New York Times-bestselling author William Gibson returns to fiction after four years with THE PERIPHERAL. This year marks the 30th anniversary of Gibson's award-winning debut novel, Neuromancer, which predicted, via his original concept of “cyberspace”, much of today’s Internet. He also conceptualized video games and the rise of reality TV long before they became ubiquitous. After setting his three most recent novels in our science-fictional present, Gibson ventures back the future with a high tech thriller that is also a murder mystery, a provocative social and political commentary, and a far-seeing introduction to the realm of advanced haptics (the science of adding tactile feedback to technological systems).
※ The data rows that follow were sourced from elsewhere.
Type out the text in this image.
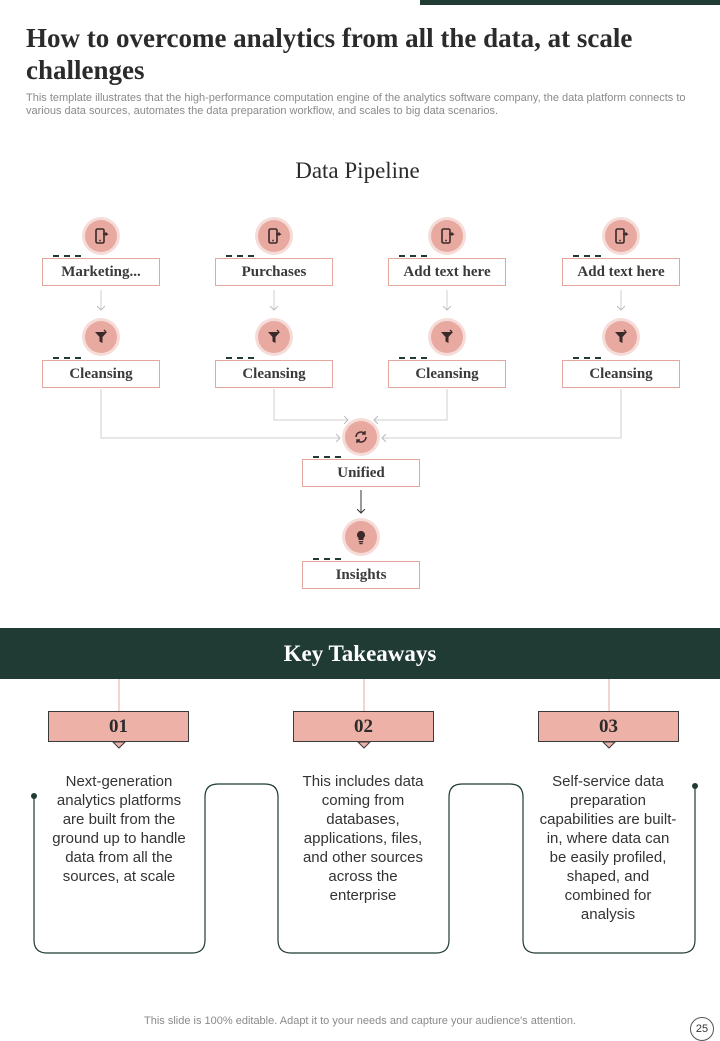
How to overcome analytics from all the data, at scale challenges

This template illustrates that the high-performance computation engine of the analytics software company, the data platform connects to various data sources, automates the data preparation workflow, and scales to big data scenarios.

Data Pipeline
Marketing...	Purchases	Add text here	Add text here
Cleansing	Cleansing	Cleansing	Cleansing
Unified
Insights
Key Takeaways
01	02	03
Next-generation analytics platforms are built from the ground up to handle data from all the sources, at scale
This includes data coming from databases, applications, files, and other sources across the enterprise
Self-service data preparation capabilities are built-in, where data can be easily profiled, shaped, and combined for analysis
This slide is 100% editable. Adapt it to your needs and capture your audience's attention.
25
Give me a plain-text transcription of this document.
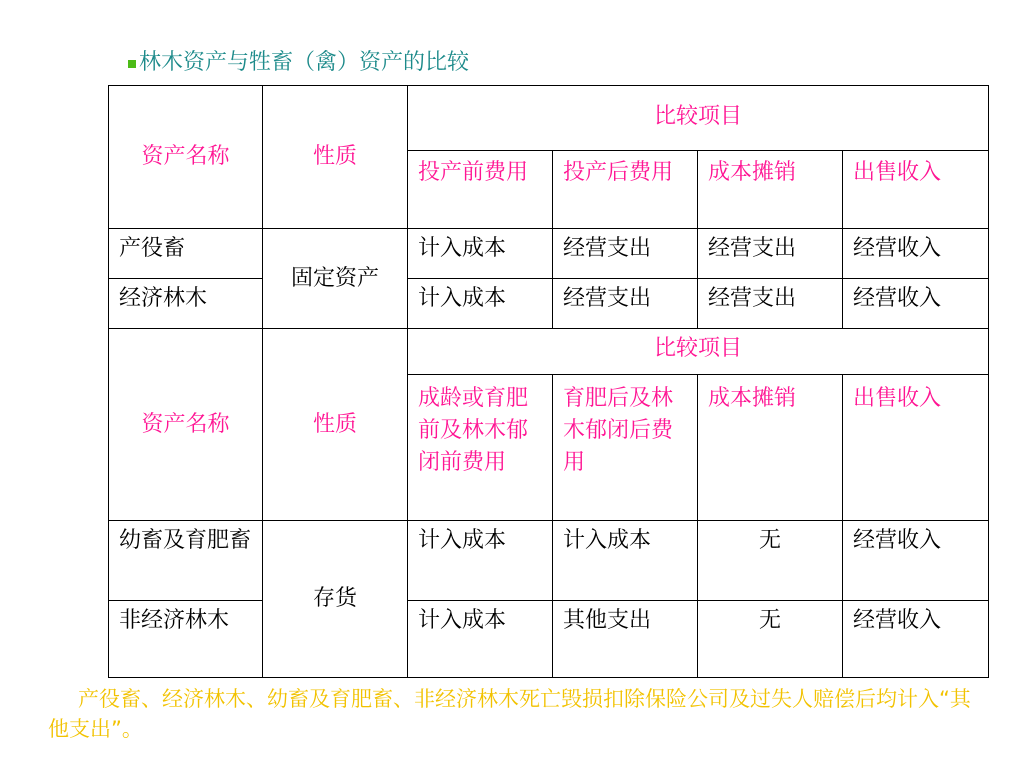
林木资产与牲畜（禽）资产的比较
资产名称	性质	比较项目			
		投产前费用	投产后费用	成本摊销	出售收入
产役畜	固定资产	计入成本	经营支出	经营支出	经营收入
经济林木		计入成本	经营支出	经营支出	经营收入
资产名称	性质	比较项目			
		成龄或育肥前及林木郁闭前费用	育肥后及林木郁闭后费用	成本摊销	出售收入
幼畜及育肥畜	存货	计入成本	计入成本	无	经营收入
非经济林木		计入成本	其他支出	无	经营收入
产役畜、经济林木、幼畜及育肥畜、非经济林木死亡毁损扣除保险公司及过失人赔偿后均计入“其他支出”。
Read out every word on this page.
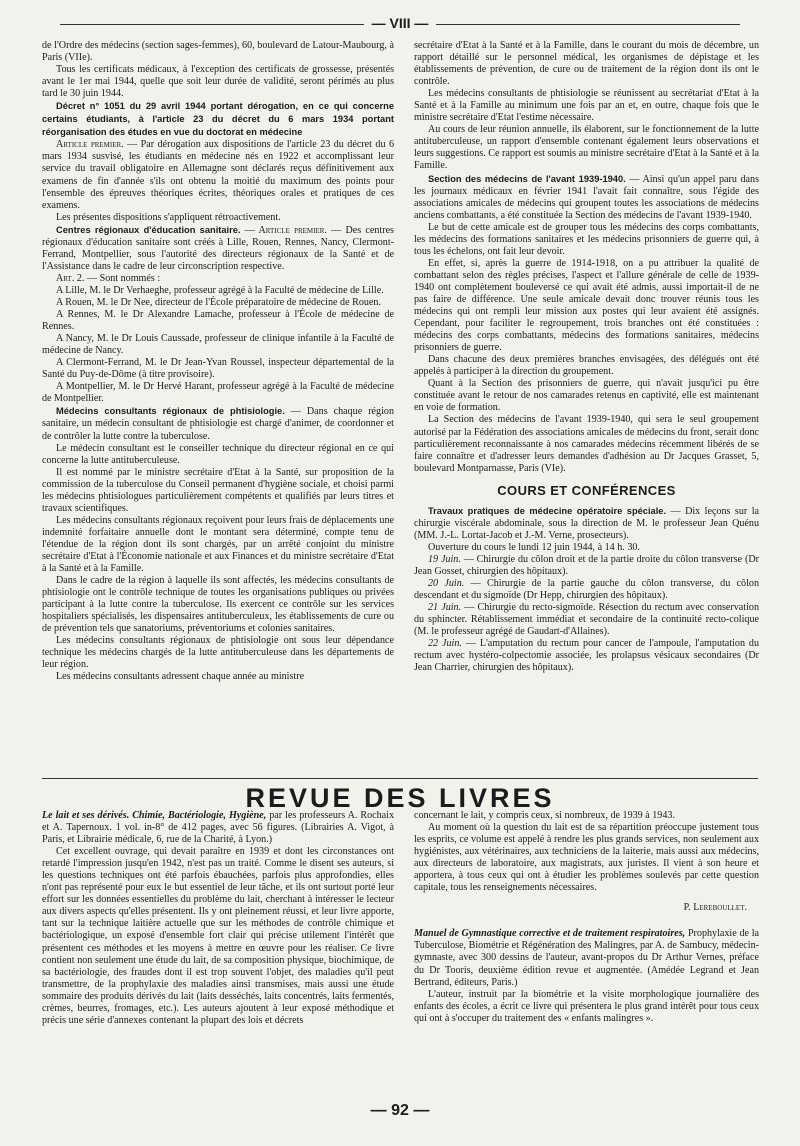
— VIII —

de l'Ordre des médecins (section sages-femmes), 60, boulevard de Latour-Maubourg, à Paris (VIIe).

Tous les certificats médicaux, à l'exception des certificats de grossesse, présentés avant le 1er mai 1944, quelle que soit leur durée de validité, seront périmés au plus tard le 30 juin 1944.

Décret n° 1051 du 29 avril 1944 portant dérogation, en ce qui concerne certains étudiants, à l'article 23 du décret du 6 mars 1934 portant réorganisation des études en vue du doctorat en médecine

Article premier. — Par dérogation aux dispositions de l'article 23 du décret du 6 mars 1934 susvisé, les étudiants en médecine nés en 1922 et accomplissant leur service du travail obligatoire en Allemagne sont déclarés reçus définitivement aux examens de fin d'année s'ils ont obtenu la moitié du maximum des points pour l'ensemble des épreuves théoriques écrites, théoriques orales et pratiques de ces examens.

Les présentes dispositions s'appliquent rétroactivement.

Centres régionaux d'éducation sanitaire. — Article premier. — Des centres régionaux d'éducation sanitaire sont créés à Lille, Rouen, Rennes, Nancy, Clermont-Ferrand, Montpellier, sous l'autorité des directeurs régionaux de la Santé et de l'Assistance dans le cadre de leur circonscription respective.

Art. 2. — Sont nommés :

A Lille, M. le Dr Verhaeghe, professeur agrégé à la Faculté de médecine de Lille.

A Rouen, M. le Dr Nee, directeur de l'École préparatoire de médecine de Rouen.

A Rennes, M. le Dr Alexandre Lamache, professeur à l'École de médecine de Rennes.

A Nancy, M. le Dr Louis Caussade, professeur de clinique infantile à la Faculté de médecine de Nancy.

A Clermont-Ferrand, M. le Dr Jean-Yvan Roussel, inspecteur départemental de la Santé du Puy-de-Dôme (à titre provisoire).

A Montpellier, M. le Dr Hervé Harant, professeur agrégé à la Faculté de médecine de Montpellier.

Médecins consultants régionaux de phtisiologie. — Dans chaque région sanitaire, un médecin consultant de phtisiologie est chargé d'animer, de coordonner et de contrôler la lutte contre la tuberculose.

Le médecin consultant est le conseiller technique du directeur régional en ce qui concerne la lutte antituberculeuse.

Il est nommé par le ministre secrétaire d'Etat à la Santé, sur proposition de la commission de la tuberculose du Conseil permanent d'hygiène sociale, et choisi parmi les médecins phtisiologues particulièrement compétents et qualifiés par leurs titres et travaux scientifiques.

Les médecins consultants régionaux reçoivent pour leurs frais de déplacements une indemnité forfaitaire annuelle dont le montant sera déterminé, compte tenu de l'étendue de la région dont ils sont chargés, par un arrêté conjoint du ministre secrétaire d'Etat à l'Économie nationale et aux Finances et du ministre secrétaire d'Etat à la Santé et à la Famille.

Dans le cadre de la région à laquelle ils sont affectés, les médecins consultants de phtisiologie ont le contrôle technique de toutes les organisations publiques ou privées participant à la lutte contre la tuberculose. Ils exercent ce contrôle sur les services hospitaliers spécialisés, les dispensaires antituberculeux, les établissements de cure ou de prévention tels que sanatoriums, préventoriums et colonies sanitaires.

Les médecins consultants régionaux de phtisiologie ont sous leur dépendance technique les médecins chargés de la lutte antituberculeuse dans les départements de leur région.

Les médecins consultants adressent chaque année au ministre

secrétaire d'Etat à la Santé et à la Famille, dans le courant du mois de décembre, un rapport détaillé sur le personnel médical, les organismes de dépistage et les établissements de prévention, de cure ou de traitement de la région dont ils ont le contrôle.

Les médecins consultants de phtisiologie se réunissent au secrétariat d'Etat à la Santé et à la Famille au minimum une fois par an et, en outre, chaque fois que le ministre secrétaire d'Etat l'estime nécessaire.

Au cours de leur réunion annuelle, ils élaborent, sur le fonctionnement de la lutte antituberculeuse, un rapport d'ensemble contenant également leurs observations et leurs suggestions. Ce rapport est soumis au ministre secrétaire d'Etat à la Santé et à la Famille.

Section des médecins de l'avant 1939-1940. — Ainsi qu'un appel paru dans les journaux médicaux en février 1941 l'avait fait connaître, sous l'égide des associations amicales de médecins qui groupent toutes les associations de médecins anciens combattants, a été constituée la Section des médecins de l'avant 1939-1940.

Le but de cette amicale est de grouper tous les médecins des corps combattants, les médecins des formations sanitaires et les médecins prisonniers de guerre qui, à tous les échelons, ont fait leur devoir.

En effet, si, après la guerre de 1914-1918, on a pu attribuer la qualité de combattant selon des règles précises, l'aspect et l'allure générale de celle de 1939-1940 ont complètement bouleversé ce qui avait été admis, aussi importait-il de ne pas faire de différence. Une seule amicale devait donc trouver réunis tous les médecins qui ont rempli leur mission aux postes qui leur avaient été assignés. Cependant, pour faciliter le regroupement, trois branches ont été constituées : médecins des corps combattants, médecins des formations sanitaires, médecins prisonniers de guerre.

Dans chacune des deux premières branches envisagées, des délégués ont été appelés à participer à la direction du groupement.

Quant à la Section des prisonniers de guerre, qui n'avait jusqu'ici pu être constituée avant le retour de nos camarades retenus en captivité, elle est maintenant en voie de formation.

La Section des médecins de l'avant 1939-1940, qui sera le seul groupement autorisé par la Fédération des associations amicales de médecins du front, serait donc particulièrement reconnaissante à nos camarades médecins récemment libérés de se faire connaître et d'adresser leurs demandes d'adhésion au Dr Jacques Grasset, 5, boulevard Montparnasse, Paris (VIe).

COURS ET CONFÉRENCES

Travaux pratiques de médecine opératoire spéciale. — Dix leçons sur la chirurgie viscérale abdominale, sous la direction de M. le professeur Jean Quénu (MM. J.-L. Lortat-Jacob et J.-M. Verne, prosecteurs).

Ouverture du cours le lundi 12 juin 1944, à 14 h. 30.

19 Juin. — Chirurgie du côlon droit et de la partie droite du côlon transverse (Dr Jean Gosset, chirurgien des hôpitaux).

20 Juin. — Chirurgie de la partie gauche du côlon transverse, du côlon descendant et du sigmoïde (Dr Hepp, chirurgien des hôpitaux).

21 Juin. — Chirurgie du recto-sigmoïde. Résection du rectum avec conservation du sphincter. Rétablissement immédiat et secondaire de la continuité recto-colique (M. le professeur agrégé de Gaudart-d'Allaines).

22 Juin. — L'amputation du rectum pour cancer de l'ampoule, l'amputation du rectum avec hystéro-colpectomie associée, les prolapsus vésicaux secondaires (Dr Jean Charrier, chirurgien des hôpitaux).

REVUE DES LIVRES

Le lait et ses dérivés. Chimie, Bactériologie, Hygiène, par les professeurs A. Rochaix et A. Tapernoux. 1 vol. in-8° de 412 pages, avec 56 figures. (Librairies A. Vigot, à Paris, et Librairie médicale, 6, rue de la Charité, à Lyon.)

Cet excellent ouvrage, qui devait paraître en 1939 et dont les circonstances ont retardé l'impression jusqu'en 1942, n'est pas un traité. Comme le disent ses auteurs, si les questions techniques ont été parfois ébauchées, parfois plus approfondies, elles n'ont pas représenté pour eux le but essentiel de leur tâche, et ils ont surtout porté leur effort sur les données essentielles du problème du lait, cherchant à intéresser le lecteur aux divers aspects qu'elles présentent. Ils y ont pleinement réussi, et leur livre apporte, tant sur la technique laitière actuelle que sur les méthodes de contrôle chimique et bactériologique, un exposé d'ensemble fort clair qui précise utilement l'intérêt que présentent ces méthodes et les moyens à mettre en œuvre pour les réaliser. Ce livre contient non seulement une étude du lait, de sa composition physique, biochimique, de sa bactériologie, des fraudes dont il est trop souvent l'objet, des maladies qu'il peut transmettre, de la prophylaxie des maladies ainsi transmises, mais aussi une étude sommaire des produits dérivés du lait (laits desséchés, laits concentrés, laits fermentés, crèmes, beurres, fromages, etc.). Les auteurs ajoutent à leur exposé méthodique et précis une série d'annexes contenant la plupart des lois et décrets

concernant le lait, y compris ceux, si nombreux, de 1939 à 1943.

Au moment où la question du lait est de sa répartition préoccupe justement tous les esprits, ce volume est appelé à rendre les plus grands services, non seulement aux hygiénistes, aux vétérinaires, aux techniciens de la laiterie, mais aussi aux médecins, aux directeurs de laboratoire, aux magistrats, aux juristes. Il vient à son heure et apportera, à tous ceux qui ont à étudier les problèmes soulevés par cette question capitale, tous les renseignements nécessaires.

P. Lereboullet.

Manuel de Gymnastique corrective et de traitement respiratoires, Prophylaxie de la Tuberculose, Biométrie et Régénération des Malingres, par A. de Sambucy, médecin-gymnaste, avec 300 dessins de l'auteur, avant-propos du Dr Arthur Vernes, préface du Dr Tooris, deuxième édition revue et augmentée. (Amédée Legrand et Jean Bertrand, éditeurs, Paris.)

L'auteur, instruit par la biométrie et la visite morphologique journalière des enfants des écoles, a écrit ce livre qui présentera le plus grand intérêt pour tous ceux qui ont à s'occuper du traitement des « enfants malingres ».

— 92 —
Flynne, a young woman from a decaying near-future American town, takes a temporary job testing a new computer game, or so she's told. While remotely operating a security drone over a futuristic version of London, she witnesses what she assumes is the simulation of a horrifying murder—or is it real? Soon she finds herself in the 22nd Century, virtually present in a hauntingly beautiful android drone, “a peripheral”, with the fate of her own “past” world depending on her.

William Gibson is the is the author of Neuromancer, Count Zero, Mona Liza Overdrive, Burning Chrome, Virtual Light, Idoru, All Tomorrow's Parties, Pattern Recognition, Spook Country, Zero History, and Distrust That Particular Flavor. Neuromancer was the first novel to win the three top science fiction prizes—the Hugo Award, the Nebula Award, and the Philip K. Dick Memorial Award. He is also a recipient of the Ditmar, and Seiun awards, as well as the Prix Aurora. He lives in Vancouver, British Columbia, with his wife. It is an honor to have him return to The Booksmith.